Over the last decade there has been several public inquiries, across the UK, highlighting the shameful neglect and maltreatment of health and social care users. In addition to the findings from these inquiries, there is a growing body of evidence indicating that there has been decline in care generally and compassionate care specifically. This may, in part, be explained as being a consequence of the increasing demands on health and social care services due to higher levels of activity, higher throughput, shorter hospital stays, an ageing staff and population and staff shortages in some services.
In 2016 the Scottish Government published the Health and Social Care Delivery Plan outlining changes in health and social care services in Scotland to meet future challenges and demands. Promising a service where health and social care users are at the centre of decisions that affect them.

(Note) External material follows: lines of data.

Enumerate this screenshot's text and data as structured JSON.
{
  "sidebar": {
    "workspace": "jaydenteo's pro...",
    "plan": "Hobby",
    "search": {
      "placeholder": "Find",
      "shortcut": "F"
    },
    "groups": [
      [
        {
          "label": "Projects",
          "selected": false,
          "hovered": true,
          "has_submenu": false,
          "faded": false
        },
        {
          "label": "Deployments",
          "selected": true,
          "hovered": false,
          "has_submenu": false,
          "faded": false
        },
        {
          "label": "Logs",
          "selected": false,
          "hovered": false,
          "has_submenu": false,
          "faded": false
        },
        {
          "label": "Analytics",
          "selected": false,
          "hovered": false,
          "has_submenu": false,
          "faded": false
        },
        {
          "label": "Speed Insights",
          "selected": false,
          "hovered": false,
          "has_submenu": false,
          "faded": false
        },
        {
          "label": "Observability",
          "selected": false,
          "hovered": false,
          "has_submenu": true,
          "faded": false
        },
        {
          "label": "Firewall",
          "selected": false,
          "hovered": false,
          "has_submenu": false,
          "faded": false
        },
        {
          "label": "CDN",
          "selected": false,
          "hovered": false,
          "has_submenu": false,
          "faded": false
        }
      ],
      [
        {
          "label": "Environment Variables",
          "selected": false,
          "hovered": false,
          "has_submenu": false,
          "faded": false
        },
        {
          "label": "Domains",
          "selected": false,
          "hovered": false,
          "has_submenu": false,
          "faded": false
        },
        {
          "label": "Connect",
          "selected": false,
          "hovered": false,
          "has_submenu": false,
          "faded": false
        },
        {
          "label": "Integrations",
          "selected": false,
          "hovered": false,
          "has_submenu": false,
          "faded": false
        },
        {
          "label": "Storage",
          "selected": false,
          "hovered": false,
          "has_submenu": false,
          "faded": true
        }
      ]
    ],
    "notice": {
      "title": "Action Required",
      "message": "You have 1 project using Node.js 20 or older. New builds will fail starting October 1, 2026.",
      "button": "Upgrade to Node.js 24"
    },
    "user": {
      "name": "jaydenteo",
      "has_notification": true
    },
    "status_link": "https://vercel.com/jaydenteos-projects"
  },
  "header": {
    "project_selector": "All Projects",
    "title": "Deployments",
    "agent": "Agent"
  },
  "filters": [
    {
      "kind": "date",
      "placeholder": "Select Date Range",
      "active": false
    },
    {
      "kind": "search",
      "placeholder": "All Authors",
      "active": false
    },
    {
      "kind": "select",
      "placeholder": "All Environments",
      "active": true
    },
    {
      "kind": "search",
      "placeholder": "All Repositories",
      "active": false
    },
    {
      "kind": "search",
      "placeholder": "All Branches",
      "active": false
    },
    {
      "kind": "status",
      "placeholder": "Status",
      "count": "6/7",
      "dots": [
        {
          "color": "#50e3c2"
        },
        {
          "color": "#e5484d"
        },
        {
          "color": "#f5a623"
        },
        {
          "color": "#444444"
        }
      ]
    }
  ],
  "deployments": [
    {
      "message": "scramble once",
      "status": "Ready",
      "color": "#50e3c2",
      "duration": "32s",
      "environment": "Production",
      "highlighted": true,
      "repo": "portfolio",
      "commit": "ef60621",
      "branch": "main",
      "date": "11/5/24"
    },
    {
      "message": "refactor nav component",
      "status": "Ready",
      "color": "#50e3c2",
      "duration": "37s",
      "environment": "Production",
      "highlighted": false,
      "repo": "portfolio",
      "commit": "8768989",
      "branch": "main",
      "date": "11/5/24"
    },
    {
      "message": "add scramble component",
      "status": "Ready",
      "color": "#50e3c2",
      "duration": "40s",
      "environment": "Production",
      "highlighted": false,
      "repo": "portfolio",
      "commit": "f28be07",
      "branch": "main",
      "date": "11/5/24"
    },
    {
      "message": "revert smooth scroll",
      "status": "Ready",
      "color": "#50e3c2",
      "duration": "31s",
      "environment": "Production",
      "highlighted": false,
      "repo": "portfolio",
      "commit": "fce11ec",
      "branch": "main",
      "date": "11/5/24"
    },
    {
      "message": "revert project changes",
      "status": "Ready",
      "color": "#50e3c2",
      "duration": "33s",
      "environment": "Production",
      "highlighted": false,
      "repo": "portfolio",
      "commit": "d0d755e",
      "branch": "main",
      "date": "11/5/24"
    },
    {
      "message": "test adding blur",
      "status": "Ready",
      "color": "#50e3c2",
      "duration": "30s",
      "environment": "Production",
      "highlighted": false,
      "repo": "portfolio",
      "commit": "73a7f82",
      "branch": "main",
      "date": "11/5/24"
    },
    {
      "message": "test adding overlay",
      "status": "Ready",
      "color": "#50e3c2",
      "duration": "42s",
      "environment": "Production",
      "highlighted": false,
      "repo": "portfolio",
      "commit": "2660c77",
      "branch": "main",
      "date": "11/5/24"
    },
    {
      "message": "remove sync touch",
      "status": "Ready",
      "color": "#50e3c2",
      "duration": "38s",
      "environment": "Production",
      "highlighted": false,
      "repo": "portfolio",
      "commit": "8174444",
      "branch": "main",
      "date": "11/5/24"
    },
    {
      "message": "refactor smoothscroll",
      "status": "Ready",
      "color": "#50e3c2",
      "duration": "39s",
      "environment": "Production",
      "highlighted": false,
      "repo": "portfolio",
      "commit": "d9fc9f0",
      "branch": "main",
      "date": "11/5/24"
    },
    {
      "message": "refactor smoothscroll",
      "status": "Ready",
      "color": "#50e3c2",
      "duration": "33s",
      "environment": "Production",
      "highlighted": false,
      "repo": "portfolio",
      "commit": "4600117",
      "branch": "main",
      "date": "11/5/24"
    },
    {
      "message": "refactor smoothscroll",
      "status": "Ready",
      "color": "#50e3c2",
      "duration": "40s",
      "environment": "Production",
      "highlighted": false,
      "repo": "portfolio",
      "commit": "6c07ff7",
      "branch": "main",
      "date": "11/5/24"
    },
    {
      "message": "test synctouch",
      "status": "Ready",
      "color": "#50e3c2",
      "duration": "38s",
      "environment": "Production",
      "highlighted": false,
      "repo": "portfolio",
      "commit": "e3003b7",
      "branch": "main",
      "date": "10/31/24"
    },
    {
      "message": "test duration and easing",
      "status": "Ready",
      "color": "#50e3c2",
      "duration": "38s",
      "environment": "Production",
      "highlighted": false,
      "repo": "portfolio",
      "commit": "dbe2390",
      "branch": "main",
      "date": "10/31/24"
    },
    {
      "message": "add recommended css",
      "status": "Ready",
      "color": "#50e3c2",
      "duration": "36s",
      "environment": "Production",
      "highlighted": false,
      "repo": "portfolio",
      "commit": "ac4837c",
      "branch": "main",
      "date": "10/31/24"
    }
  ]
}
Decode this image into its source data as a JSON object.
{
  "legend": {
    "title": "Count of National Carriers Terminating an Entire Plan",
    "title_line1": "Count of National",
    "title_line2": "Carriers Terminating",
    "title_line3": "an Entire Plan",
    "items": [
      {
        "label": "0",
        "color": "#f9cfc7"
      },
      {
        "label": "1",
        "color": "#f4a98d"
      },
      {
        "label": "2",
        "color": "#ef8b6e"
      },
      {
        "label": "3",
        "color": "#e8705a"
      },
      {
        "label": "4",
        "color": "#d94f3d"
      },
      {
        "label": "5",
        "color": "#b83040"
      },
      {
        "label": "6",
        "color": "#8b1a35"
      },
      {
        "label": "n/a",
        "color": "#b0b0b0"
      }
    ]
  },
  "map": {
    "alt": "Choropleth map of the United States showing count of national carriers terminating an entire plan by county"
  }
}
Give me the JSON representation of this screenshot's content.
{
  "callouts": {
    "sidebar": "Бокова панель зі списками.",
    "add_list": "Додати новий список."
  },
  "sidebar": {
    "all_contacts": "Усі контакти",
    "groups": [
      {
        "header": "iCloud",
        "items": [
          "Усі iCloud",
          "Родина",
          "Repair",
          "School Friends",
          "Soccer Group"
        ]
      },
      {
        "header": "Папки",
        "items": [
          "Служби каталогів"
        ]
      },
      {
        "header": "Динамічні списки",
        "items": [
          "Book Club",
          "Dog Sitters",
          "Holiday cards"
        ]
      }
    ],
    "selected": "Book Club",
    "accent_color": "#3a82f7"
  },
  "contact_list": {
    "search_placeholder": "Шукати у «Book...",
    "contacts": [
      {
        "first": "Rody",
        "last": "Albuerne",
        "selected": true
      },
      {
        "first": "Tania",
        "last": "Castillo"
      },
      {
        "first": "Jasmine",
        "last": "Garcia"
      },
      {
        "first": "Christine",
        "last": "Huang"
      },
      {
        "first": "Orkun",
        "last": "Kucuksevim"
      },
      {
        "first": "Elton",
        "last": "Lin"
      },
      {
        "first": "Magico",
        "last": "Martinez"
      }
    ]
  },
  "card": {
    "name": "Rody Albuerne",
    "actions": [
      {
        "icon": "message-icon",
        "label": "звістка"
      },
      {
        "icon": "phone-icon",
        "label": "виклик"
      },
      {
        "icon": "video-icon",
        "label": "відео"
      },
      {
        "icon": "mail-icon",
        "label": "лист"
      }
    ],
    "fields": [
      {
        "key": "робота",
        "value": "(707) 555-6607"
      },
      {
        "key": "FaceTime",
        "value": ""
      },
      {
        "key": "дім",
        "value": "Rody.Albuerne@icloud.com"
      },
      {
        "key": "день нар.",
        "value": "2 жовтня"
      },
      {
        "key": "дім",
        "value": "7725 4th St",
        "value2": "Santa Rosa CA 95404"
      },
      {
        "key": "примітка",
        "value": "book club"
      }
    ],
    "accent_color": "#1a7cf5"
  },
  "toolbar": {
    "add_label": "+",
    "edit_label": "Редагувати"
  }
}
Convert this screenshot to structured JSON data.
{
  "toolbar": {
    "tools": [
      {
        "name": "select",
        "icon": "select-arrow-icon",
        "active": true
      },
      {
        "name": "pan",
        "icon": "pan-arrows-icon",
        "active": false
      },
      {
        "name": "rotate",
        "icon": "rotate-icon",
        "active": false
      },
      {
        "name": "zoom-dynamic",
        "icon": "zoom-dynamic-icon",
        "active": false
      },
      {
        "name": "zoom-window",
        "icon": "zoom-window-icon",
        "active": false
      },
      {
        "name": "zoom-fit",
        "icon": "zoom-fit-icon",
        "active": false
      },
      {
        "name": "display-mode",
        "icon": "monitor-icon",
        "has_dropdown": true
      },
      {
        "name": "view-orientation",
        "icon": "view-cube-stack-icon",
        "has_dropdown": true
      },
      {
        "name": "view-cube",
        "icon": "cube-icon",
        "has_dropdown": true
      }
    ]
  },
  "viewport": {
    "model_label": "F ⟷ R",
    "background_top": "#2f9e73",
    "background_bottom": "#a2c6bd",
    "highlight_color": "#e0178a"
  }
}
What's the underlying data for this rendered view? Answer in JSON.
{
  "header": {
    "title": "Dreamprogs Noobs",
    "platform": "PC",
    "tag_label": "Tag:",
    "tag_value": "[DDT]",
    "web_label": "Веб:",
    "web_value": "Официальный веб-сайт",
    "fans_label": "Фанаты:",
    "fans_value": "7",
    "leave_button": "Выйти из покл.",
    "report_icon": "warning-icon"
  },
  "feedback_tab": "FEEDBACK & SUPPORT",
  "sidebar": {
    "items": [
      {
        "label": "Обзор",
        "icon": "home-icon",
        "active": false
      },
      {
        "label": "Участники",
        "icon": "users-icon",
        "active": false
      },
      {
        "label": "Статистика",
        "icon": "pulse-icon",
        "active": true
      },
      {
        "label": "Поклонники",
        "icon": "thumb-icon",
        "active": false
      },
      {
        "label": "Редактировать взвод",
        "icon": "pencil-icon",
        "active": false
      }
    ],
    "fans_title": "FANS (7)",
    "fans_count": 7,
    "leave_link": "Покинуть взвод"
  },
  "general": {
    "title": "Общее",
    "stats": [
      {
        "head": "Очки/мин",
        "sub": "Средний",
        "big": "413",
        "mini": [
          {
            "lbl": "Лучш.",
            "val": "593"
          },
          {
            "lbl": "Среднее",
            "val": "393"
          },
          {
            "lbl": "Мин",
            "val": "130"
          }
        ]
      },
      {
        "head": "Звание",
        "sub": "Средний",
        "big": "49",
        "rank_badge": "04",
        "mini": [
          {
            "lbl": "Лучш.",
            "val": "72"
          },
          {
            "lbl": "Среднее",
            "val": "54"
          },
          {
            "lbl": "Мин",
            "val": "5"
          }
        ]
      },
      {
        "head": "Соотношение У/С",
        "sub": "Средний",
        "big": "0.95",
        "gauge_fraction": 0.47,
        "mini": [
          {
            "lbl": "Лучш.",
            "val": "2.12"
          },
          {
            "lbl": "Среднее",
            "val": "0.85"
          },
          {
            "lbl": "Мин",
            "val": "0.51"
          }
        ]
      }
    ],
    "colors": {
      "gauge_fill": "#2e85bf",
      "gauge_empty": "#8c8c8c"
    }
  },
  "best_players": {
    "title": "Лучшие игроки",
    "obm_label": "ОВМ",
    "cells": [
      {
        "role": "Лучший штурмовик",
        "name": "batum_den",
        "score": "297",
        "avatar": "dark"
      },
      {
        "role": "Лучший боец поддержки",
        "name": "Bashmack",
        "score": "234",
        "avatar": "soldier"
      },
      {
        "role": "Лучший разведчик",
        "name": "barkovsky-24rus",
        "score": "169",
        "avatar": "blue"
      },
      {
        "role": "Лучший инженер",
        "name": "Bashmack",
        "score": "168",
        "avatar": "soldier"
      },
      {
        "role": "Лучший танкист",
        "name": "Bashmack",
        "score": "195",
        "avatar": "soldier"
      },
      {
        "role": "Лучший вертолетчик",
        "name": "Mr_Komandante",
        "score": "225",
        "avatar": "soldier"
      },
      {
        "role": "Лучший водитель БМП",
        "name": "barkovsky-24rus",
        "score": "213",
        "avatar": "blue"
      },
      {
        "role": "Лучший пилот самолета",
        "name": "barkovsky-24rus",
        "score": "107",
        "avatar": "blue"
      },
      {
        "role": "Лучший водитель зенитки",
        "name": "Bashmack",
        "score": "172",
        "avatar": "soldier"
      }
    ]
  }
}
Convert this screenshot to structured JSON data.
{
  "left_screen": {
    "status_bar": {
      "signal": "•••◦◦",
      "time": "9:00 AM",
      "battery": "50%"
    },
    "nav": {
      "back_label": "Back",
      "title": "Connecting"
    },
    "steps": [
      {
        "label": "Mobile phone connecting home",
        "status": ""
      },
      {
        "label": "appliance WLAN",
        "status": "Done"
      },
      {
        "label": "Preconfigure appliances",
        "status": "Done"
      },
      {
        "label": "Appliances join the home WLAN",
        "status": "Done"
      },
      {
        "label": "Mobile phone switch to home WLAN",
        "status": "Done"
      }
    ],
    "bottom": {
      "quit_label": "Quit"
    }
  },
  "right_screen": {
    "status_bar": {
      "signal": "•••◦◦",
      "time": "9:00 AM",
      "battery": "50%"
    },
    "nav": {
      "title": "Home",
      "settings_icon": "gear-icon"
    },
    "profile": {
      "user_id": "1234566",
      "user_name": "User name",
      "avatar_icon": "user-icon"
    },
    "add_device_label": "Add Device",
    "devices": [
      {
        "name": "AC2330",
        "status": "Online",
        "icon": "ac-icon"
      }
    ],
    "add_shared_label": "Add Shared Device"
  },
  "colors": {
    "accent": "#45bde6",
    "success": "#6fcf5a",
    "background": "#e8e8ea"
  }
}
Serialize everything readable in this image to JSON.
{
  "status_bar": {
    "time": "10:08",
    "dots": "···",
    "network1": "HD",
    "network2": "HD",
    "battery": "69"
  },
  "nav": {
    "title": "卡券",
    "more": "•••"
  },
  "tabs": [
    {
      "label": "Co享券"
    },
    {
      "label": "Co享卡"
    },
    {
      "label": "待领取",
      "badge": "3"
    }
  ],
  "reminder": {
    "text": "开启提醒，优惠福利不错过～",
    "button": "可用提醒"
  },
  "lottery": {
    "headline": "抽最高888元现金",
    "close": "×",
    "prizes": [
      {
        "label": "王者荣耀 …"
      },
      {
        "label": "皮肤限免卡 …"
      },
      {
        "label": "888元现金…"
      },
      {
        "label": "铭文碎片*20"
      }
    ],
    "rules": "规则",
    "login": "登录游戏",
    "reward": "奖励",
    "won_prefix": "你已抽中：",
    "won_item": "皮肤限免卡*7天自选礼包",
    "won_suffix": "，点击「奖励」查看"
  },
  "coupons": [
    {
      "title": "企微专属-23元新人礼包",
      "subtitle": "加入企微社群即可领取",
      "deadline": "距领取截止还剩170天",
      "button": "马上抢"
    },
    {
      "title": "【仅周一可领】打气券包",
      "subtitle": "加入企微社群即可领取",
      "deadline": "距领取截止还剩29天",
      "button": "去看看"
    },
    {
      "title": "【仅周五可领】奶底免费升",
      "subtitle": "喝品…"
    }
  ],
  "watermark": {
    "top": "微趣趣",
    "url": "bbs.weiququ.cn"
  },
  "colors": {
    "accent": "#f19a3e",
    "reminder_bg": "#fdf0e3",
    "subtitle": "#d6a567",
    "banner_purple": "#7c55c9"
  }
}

Building on this postive note, this module seeks to enable health and social care professionals from different professional backgrounds and settings to: develop the ability to understand compassionate practice; have the knowledge and confidence to respond to and challenge poor practice; and be an agent for change at an individual, team and organisational level.
The above skills acquisition, also contribute to the development of the UWS Graduate Attributes.
- Universal: critical thinking, analytical, inquiring, culturally aware, emotionally intelligent, ethically minded, collaborative, research-minded and socially responsible;
- Work-Ready: knowledgeable, digitally literate, problem solver, effective communicator,influential, motivated, potential leader, enterprising, ambitious; and
- Successful: autonomous, incisive, innovative, creative, imaginative, resilient, driven, daring and transformational.